IU School of Medicine is one of five medical schools that have been in the consortium long enough to graduate students this year who have had curriculum changes in place for all four years of their education. IU worked with Regenstrief Institute to develop and incorporate a platform to provide students with comprehensive training on using electronic health records. This involved using real patient data that didn’t identify patients to virtually care for patients with multiple, complex health conditions by navigating records, documenting those encounters and placing orders within an application similar to the EHRs used in practice, the AMA noted. This is part of a larger ongoing effort and focus on ensuring today’s medical students graduate proficiently skilled at using EHRs, which experts say is a normal part of everyday reality for most doctors today.

Just as AHRQ is providing the latest guidelines data (in the form of electronic codes) to be incorporated into health systems’ medical records, increasing emphasis is being placed on ensuring clinicians are adept at using EMRs to make care decisions based on the latest evidence.
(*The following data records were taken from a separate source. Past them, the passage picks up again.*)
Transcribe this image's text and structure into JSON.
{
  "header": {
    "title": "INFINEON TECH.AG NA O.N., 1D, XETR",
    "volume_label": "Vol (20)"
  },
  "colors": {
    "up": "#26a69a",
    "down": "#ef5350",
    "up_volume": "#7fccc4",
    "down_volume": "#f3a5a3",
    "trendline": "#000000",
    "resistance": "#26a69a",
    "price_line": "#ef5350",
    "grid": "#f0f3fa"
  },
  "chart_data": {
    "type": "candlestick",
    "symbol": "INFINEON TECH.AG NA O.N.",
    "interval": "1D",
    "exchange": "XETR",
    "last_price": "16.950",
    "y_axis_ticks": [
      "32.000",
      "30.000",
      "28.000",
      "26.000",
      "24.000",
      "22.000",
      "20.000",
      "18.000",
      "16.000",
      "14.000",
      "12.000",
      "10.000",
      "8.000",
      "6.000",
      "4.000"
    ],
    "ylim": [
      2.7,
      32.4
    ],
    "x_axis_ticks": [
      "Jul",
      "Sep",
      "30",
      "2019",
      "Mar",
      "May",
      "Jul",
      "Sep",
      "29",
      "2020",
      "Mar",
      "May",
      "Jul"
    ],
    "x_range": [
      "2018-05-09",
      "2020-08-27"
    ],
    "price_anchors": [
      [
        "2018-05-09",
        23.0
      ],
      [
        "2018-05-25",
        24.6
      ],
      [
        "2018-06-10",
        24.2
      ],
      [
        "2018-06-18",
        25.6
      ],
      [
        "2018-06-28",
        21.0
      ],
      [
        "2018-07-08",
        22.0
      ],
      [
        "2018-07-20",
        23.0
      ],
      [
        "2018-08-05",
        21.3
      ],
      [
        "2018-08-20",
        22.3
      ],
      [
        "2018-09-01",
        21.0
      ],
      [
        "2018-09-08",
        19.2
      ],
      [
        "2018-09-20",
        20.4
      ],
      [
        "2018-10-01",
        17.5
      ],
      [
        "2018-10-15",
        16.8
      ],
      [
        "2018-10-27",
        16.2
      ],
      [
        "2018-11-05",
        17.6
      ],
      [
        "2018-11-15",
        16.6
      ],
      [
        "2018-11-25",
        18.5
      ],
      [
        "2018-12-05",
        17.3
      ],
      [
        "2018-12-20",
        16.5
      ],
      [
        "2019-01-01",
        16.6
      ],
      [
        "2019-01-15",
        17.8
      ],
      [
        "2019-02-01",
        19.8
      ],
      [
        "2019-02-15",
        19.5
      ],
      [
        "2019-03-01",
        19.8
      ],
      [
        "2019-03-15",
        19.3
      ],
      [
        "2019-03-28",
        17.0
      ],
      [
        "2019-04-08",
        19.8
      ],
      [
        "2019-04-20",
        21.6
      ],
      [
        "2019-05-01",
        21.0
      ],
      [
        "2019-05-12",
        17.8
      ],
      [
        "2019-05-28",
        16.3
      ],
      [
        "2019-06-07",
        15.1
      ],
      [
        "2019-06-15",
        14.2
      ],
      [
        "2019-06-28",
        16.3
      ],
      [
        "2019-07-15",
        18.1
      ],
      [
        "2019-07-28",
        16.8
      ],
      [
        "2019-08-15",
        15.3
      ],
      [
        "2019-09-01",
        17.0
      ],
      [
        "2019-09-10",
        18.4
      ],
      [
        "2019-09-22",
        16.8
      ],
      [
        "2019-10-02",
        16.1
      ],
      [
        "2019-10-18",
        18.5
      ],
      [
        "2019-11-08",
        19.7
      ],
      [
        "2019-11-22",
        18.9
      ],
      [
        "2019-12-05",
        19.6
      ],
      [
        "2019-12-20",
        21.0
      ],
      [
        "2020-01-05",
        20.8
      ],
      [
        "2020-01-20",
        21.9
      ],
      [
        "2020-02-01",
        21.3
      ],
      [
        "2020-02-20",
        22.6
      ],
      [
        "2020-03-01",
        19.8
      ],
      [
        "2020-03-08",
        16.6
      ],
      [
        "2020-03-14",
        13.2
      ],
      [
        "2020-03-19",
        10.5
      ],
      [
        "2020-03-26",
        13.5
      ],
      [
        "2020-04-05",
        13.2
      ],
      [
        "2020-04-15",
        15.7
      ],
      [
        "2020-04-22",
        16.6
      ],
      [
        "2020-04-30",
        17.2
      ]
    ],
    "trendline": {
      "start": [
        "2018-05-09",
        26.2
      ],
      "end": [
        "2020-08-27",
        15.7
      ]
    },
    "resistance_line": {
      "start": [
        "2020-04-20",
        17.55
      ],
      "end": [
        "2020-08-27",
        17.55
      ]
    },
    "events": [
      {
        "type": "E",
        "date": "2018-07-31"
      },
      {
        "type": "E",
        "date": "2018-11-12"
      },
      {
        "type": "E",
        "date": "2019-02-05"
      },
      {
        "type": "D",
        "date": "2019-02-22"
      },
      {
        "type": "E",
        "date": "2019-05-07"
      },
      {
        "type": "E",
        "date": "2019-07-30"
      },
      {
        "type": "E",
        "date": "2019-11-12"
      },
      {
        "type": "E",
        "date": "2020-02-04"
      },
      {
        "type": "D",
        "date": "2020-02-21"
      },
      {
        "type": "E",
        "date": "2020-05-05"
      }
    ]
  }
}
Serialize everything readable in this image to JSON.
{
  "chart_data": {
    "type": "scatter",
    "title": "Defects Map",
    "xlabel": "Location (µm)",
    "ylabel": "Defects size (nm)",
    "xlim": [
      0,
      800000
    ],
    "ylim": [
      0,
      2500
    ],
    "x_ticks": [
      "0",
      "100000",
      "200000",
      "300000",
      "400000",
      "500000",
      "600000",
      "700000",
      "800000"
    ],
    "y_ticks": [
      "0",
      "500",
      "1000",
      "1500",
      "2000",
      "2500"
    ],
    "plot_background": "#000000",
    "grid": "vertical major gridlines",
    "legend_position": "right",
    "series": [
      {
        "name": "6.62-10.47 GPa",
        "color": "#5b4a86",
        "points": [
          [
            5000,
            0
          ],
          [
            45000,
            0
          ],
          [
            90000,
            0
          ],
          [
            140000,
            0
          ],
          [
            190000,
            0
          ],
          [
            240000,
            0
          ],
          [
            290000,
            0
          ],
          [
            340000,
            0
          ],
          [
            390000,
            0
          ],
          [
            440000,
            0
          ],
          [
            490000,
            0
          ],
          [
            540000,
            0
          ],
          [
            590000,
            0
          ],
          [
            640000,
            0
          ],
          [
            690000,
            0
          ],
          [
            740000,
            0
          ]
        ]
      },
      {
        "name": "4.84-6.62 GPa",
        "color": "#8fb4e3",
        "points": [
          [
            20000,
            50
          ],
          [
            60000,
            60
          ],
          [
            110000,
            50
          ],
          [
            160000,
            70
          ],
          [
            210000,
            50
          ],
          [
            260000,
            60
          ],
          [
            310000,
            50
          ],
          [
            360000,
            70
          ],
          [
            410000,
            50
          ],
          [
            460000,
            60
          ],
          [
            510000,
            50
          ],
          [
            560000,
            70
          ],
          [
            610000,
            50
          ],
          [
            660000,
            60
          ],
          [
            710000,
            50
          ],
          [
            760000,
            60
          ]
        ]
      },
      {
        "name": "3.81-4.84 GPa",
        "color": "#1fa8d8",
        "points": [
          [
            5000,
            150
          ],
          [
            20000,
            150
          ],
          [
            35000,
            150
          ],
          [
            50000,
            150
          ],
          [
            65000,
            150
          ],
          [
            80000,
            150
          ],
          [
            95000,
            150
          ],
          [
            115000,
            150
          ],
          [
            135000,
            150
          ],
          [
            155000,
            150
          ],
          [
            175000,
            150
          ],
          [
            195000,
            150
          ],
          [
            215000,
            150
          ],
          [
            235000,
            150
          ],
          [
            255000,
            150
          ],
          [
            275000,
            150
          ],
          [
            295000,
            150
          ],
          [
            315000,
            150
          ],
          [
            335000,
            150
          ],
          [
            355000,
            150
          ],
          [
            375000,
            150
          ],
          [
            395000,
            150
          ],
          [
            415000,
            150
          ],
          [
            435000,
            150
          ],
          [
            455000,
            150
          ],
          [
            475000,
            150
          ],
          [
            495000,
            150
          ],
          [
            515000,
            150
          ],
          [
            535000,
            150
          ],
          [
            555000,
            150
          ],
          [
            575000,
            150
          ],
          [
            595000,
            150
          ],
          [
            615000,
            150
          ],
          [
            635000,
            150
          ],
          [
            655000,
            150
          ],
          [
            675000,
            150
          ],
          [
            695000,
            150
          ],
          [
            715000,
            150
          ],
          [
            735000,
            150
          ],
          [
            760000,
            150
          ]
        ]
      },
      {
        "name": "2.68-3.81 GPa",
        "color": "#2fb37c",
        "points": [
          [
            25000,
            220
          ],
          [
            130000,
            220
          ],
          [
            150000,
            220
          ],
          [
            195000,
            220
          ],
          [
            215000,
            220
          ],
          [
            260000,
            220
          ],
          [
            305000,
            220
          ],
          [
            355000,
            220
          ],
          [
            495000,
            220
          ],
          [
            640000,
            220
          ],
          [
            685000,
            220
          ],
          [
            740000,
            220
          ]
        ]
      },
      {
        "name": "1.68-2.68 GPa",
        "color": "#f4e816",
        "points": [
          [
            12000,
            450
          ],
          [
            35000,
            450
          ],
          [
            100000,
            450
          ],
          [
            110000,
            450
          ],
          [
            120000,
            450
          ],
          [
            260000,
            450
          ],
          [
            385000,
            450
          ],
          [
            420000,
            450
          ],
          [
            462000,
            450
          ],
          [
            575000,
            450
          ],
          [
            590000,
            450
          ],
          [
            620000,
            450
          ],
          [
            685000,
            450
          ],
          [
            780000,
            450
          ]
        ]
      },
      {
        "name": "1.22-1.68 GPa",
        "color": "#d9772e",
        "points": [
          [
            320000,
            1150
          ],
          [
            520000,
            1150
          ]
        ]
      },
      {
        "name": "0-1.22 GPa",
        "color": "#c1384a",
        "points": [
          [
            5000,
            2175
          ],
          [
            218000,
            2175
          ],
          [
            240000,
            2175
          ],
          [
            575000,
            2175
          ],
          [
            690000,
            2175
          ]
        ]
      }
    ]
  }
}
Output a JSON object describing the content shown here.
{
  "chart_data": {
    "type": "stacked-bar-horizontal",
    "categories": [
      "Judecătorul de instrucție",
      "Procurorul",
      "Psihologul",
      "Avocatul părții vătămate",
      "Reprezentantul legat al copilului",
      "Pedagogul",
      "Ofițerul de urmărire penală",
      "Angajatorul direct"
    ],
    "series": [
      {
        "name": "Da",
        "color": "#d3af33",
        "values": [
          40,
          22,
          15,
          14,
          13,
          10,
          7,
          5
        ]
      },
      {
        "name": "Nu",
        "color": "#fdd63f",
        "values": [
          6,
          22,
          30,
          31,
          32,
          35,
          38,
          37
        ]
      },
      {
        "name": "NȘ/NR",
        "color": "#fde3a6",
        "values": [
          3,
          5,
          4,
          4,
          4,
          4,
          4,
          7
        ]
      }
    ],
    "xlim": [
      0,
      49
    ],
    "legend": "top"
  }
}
[See: How Hospitals Are Using Technology to Become More Patient-Centered.]

Of course, the comparatively low tech conversation between doctor and patient remains central to making sure patients get the best care possible. Whether the physician is following a new guideline, or recommending something different based on your individual circumstances, you’ll want to know — and to talk it over. That includes being proactive in asking about what guidelines the doctor is following, where those come from and if they’re up to date, even if it feels a bit forward — and especially if you’re considering seeing a new doctor. “I think if you’re interviewing a doctor and you’re still trying to figure out if this is the right doctor for you,” Ngo-Metzger says, “I think it’s reasonable to ask if they’re board certified in their field, and if they follow guidelines.”